Bleistifte

Bleistifte

Die erste Fassung meines Romans »Kruso« habe ich mit Bleistift in Ringblöcke geschrieben. Bei der Schreibarbeit versuche ich, so lange wie möglich im Schriftbild dieser Bleistiftfassung zu bleiben, weil die Handschrift einen Zugang zum Stoff ermöglicht oder offen hält, den ich mit der dann folgenden Maschinenfassung verliere. Der Computerausdruck behauptet eine Art eigene Autorität – er tut so, als wäre er schon etwas, und ist störrisch in der weiteren Überarbeitung.

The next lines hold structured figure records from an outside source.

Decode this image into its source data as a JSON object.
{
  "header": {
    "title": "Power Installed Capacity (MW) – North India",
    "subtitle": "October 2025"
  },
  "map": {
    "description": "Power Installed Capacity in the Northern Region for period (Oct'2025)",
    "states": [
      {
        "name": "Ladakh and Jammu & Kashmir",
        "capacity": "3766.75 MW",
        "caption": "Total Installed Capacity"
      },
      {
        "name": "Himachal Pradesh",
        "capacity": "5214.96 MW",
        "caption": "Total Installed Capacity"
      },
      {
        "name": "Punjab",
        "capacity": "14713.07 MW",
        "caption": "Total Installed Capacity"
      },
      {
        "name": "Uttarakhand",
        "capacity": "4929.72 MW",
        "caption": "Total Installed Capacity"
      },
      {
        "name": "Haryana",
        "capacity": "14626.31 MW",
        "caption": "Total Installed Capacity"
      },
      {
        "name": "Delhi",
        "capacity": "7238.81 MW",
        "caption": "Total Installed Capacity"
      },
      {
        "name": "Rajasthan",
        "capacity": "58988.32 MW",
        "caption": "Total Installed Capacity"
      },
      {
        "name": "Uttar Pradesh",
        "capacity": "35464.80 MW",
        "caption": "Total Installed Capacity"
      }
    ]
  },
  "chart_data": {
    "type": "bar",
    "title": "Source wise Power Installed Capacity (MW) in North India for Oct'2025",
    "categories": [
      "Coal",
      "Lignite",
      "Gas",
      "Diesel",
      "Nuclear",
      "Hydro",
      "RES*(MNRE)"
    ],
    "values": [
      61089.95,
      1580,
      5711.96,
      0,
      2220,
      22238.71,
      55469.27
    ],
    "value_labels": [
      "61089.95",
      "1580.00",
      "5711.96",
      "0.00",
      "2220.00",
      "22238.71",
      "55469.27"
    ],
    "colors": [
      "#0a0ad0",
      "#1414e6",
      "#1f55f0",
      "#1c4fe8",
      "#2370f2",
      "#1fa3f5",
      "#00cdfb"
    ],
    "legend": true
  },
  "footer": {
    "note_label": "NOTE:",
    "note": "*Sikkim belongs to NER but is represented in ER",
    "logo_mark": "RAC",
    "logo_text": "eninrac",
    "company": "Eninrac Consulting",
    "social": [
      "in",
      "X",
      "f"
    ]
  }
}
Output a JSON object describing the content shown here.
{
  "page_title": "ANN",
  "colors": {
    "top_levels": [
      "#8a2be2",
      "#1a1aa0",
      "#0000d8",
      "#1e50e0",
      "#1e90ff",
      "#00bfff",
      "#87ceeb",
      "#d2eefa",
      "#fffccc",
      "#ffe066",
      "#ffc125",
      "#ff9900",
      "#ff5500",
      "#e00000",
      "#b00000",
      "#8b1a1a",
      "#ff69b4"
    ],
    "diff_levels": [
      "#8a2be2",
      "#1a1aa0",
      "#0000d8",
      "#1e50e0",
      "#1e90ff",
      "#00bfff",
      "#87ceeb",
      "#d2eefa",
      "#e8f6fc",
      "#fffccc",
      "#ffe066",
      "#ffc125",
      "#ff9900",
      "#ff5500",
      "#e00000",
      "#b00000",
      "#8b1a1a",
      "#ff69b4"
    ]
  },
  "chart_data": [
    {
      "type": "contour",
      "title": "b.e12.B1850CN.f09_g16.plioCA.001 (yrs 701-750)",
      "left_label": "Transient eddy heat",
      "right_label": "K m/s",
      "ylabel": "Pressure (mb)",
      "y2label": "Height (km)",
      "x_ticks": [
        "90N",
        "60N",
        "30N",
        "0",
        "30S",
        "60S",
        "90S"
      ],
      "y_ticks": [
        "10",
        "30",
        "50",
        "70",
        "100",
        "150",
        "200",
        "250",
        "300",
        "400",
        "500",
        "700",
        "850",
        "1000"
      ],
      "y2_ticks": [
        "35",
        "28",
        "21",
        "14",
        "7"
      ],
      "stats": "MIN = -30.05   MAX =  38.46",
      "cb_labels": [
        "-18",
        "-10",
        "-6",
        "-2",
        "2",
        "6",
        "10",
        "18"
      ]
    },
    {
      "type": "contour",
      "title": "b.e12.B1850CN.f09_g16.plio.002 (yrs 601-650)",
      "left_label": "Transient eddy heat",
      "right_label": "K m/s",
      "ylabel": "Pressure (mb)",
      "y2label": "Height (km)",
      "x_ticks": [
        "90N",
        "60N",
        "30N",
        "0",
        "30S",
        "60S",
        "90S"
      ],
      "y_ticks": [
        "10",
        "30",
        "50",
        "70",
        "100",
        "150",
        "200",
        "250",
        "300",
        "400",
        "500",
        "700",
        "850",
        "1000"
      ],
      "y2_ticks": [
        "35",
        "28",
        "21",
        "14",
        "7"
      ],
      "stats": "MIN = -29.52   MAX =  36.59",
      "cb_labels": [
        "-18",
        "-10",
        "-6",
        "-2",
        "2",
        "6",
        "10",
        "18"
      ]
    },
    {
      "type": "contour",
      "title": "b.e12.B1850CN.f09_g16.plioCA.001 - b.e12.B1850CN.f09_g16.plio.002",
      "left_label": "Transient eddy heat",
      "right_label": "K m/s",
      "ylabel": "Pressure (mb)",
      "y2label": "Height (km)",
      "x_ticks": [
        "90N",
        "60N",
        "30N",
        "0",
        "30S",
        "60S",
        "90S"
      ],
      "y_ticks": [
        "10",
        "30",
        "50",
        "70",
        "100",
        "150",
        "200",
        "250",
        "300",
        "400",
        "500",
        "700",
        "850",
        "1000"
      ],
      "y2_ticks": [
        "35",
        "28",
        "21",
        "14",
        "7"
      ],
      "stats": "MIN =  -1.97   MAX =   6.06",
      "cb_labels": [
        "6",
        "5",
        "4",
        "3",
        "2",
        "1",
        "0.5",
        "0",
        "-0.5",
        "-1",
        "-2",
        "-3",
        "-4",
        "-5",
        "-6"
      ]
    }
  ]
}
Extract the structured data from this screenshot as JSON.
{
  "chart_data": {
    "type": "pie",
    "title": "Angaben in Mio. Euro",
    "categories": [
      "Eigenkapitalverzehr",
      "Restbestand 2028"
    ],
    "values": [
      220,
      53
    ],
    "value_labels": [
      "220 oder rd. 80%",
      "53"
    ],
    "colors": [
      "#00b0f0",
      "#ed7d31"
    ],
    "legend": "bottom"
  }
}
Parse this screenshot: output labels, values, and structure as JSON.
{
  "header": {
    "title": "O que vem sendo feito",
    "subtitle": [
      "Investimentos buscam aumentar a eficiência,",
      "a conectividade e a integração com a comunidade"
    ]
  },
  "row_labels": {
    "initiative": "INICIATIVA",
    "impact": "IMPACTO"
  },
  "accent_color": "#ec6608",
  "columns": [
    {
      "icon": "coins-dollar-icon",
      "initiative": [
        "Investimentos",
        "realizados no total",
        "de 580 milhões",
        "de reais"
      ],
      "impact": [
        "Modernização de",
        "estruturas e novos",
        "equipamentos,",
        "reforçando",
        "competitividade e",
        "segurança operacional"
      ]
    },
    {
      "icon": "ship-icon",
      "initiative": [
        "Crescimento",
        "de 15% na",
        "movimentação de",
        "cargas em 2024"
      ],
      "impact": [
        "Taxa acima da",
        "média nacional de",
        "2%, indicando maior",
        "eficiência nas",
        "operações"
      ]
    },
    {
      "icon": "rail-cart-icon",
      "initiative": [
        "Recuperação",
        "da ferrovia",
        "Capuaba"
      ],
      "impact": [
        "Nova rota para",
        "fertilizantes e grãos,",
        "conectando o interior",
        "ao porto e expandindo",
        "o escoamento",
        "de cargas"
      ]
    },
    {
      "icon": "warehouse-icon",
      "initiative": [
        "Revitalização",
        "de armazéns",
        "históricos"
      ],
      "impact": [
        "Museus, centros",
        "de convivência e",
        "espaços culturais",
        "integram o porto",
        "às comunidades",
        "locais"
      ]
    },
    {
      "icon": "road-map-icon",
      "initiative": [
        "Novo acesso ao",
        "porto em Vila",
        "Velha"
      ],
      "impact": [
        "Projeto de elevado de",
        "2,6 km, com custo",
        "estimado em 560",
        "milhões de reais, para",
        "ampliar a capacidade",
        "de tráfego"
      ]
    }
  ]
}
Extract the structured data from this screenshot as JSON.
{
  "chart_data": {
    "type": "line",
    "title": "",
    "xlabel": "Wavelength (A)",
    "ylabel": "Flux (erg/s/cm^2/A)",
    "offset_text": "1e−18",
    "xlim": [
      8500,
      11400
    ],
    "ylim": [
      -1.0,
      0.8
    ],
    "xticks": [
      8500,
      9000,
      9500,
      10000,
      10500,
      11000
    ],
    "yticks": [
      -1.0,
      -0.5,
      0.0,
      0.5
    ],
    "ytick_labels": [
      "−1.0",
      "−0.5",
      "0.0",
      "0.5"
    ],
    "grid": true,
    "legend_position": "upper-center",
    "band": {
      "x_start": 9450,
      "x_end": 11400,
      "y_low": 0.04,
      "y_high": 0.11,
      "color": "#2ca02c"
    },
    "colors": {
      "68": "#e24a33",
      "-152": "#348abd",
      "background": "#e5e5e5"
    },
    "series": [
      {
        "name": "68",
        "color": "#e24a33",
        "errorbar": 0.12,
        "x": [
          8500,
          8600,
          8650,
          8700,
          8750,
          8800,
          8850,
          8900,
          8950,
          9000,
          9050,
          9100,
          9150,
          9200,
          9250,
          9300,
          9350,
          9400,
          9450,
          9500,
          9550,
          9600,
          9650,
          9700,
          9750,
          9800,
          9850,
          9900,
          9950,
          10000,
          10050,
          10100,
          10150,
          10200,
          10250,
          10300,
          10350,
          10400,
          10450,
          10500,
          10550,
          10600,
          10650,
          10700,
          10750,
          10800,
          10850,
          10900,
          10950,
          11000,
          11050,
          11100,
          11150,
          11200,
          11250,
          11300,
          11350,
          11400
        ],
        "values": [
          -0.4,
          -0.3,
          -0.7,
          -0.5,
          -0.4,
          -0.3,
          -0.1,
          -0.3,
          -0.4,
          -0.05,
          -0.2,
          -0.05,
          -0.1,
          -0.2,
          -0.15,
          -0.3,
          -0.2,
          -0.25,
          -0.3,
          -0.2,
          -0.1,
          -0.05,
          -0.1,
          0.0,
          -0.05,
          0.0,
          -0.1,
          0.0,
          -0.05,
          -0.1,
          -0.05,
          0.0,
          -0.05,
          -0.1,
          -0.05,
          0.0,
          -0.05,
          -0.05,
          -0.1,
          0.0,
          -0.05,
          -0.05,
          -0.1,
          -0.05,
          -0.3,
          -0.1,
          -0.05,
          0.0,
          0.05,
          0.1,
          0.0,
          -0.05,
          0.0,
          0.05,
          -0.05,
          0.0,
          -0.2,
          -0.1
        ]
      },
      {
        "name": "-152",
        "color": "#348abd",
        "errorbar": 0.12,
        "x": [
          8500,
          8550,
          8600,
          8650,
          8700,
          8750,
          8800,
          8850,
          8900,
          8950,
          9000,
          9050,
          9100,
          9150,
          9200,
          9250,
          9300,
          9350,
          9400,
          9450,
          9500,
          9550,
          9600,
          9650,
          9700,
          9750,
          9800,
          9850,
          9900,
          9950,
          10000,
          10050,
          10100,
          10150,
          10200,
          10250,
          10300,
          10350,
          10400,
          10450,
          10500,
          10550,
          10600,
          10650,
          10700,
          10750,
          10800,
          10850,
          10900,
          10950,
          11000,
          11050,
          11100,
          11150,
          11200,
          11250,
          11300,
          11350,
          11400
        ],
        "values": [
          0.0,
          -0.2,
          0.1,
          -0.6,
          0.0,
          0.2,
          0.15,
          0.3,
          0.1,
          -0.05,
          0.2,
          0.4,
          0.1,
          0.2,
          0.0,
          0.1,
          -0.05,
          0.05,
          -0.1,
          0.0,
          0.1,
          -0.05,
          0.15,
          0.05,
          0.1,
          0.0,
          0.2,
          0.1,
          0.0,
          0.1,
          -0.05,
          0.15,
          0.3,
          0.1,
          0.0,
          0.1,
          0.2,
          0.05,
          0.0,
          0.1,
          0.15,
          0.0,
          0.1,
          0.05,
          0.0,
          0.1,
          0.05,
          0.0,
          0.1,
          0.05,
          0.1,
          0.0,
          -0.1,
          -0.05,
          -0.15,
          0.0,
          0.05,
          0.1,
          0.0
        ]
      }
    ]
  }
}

In der Regel schreibe und überarbeite ich also so lange wie möglich mit dem Bleistift. Das sind Stifte mittlerer Härte (HB), die immer sehr spitz und frisch sein müssen und die ich nur bis zu einer gewissen Länge benutzen kann – ist der Stift etwa auf zwei Drittel seiner ursprünglichen Länge heruntergeschrieben, liegt er nicht mehr gut genug in der Hand und ich brauche einen neuen Stift. Mein Verschleiß ist enorm. Am allerbesten ist der lange, bis zum Äußersten angespitzte Bleistift – so spitz, dass gleich beim ersten Wort ein wenig vom Graphit wegsplittert und eine winzige Explosionsspur übers Blatt zieht. Der Ausdruck »überspitzt« leuchtet mir vollkommen ein. Die Zweidrittel-Bleistifte sammeln sich dann zu Hunderten in meinem Schreibschrank; ich kann nicht mehr gut damit schreiben, aber wegwerfen kann ich sie auch nicht, das wäre ganz unmöglich.

Dieser Text enstand für die Wanderausstellung »Das Original! – Zehn Jahre Deutscher Buchpreis«, eine Kooperation des Deutschem Literaturarchivs Marbach und des Börsenvereins des Deutschen Buchhandels.